In 1952 Mann returned to Europe to spend his remaining years in Switzerland, taking up the life he had lived there from 1933 to 1938. Mann's last major work, Bekenntnisse des Hochstaplers Felix Krull (Confessions of Felix Krull, Confidence Man), was published in 1954 as Der Memoiren Erster Teil. Having begun the book in 1911, the author had published additional fragments in 1922 and 1937. The projected second part, however, was never written. Following the tradition of the picaresque, or rogue, novel, Mann presents a humorous portrait of the artist as mountebank, or criminal, a thought that had always caught his imagination. Felix Krull is among his most vivid and effective books and attracted huge audiences in many countries. With its publication Thomas Mann achieved an immediate popular and critical success. His last completed work was his brilliant essay on Friedrich von Schiller.

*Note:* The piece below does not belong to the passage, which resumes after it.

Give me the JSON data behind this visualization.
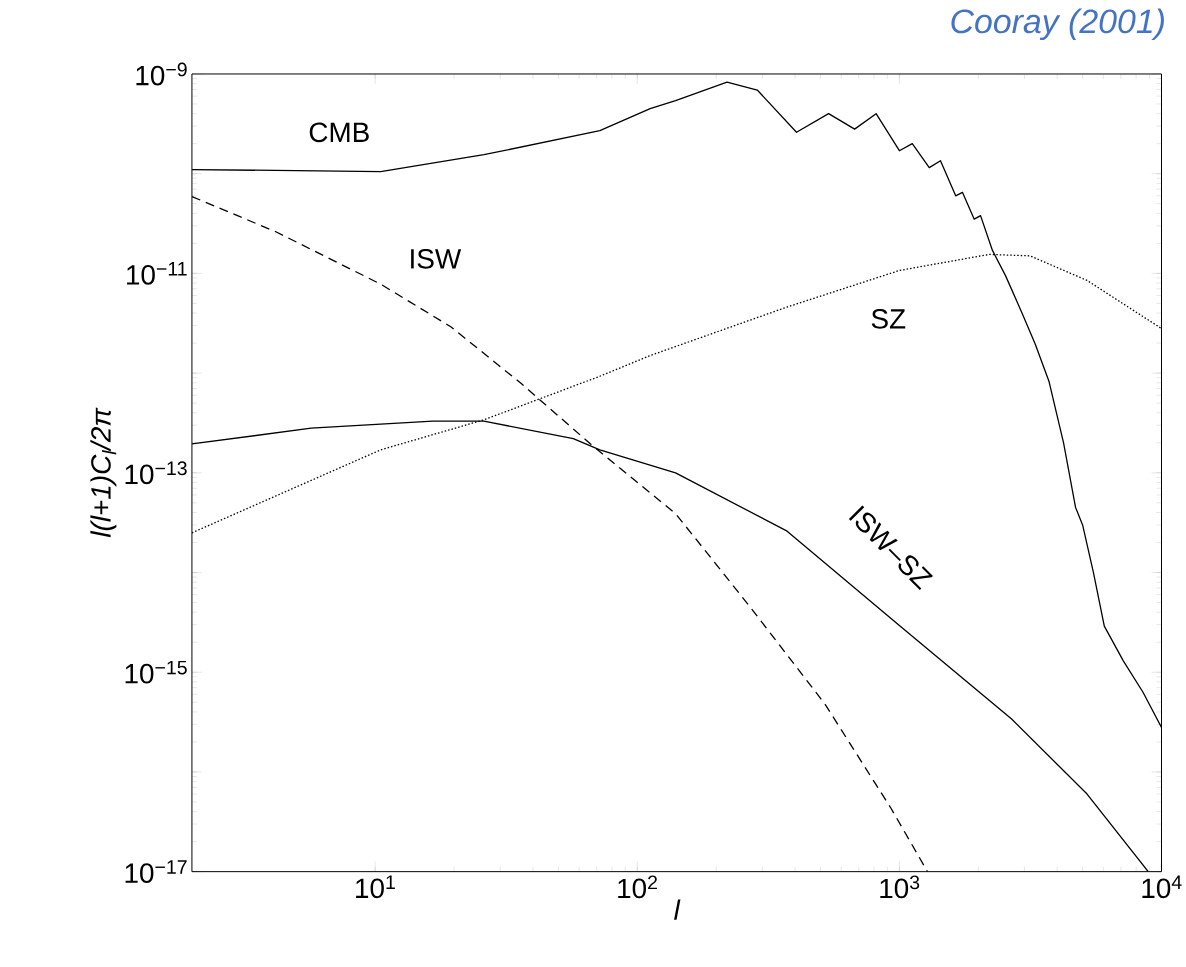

Mann's eightieth birthday, on June 6, 1955, brought him honors from all sides, both East and West. Respected throughout the world as Germany's greatest man of letters since Goethe, Mann died 2 months later, on August 12, in Kilchberg near Zurich.

Associated Works

Buddenbrooks, Death in Venice, The Magic Mountain (Novel)

Further Reading

  • The most comprehensive biography of Mann in English, well documented and illustrated, is Hans Bürgin and Hans-Otto Mayer, Thomas Mann: A Chronicle of His Life (trans. 1969). Of the large number of books about Mann, the best introductions in English for the nonspecialist are Henry C. Hatfield, Thomas Mann (1951; rev. ed. 1962), and Ignace Feuerlicht, Thomas Mann (1968).
  • The more advanced student will find a selection of the best critical opinion on Mann in Henry Hatfield, ed., Thomas Mann: A Collection of Critical Essays (1964). Also recommended is the excellent critical analysis of Erich Heller, The Ironic German: A Study of Thomas Mann (1958). Erich Kahler, The Orbit of Thomas Mann (1969), is a collection of five excellent essays by a close friend of Mann. A critical essay on Mann's major novels is J. P. Stern, Thomas Mann (1967). Gunilla Bergsten, Thomas Mann's Doctor Faustus: The Sources and Structures of the Novel, translated by Krishna Winston (1969), deals with one of Mann's best-known works. Two studies that discuss Mann in the context of philosophy are Joseph Gerard Brennan, Three Philosophical Novelists: James Joyce, André Gide, Thomas Mann (1963), and Peter Heller, Dialectics and Nihilism: Essays on Lessing, Nietzsche, Mann and Kafka (1966).
  • For a treatment of the German literary background see Ronald Gray, The German Tradition in Literature, 1871-1945 (1965). A guide to the worldwide literature on Mann is in a two-volume bibliography of criticism by Klaus W. Jonas, Fifty Years of Thomas Mann Studies (1955), which covers the years 1901-1954, and its supplement, Klaus W. Jonas and Ilsedore B. Jonas, Thomas Mann Studies: A Bibliography of Criticism (1967), which continues the bibliographical record to 1966.
  • Hamilton, Nigel, The brothers Mann: the lives of Heinrich and Thomas Mann, 1871-1950 and 1875-1955, New Haven: Yale University Press, 1979, 1978.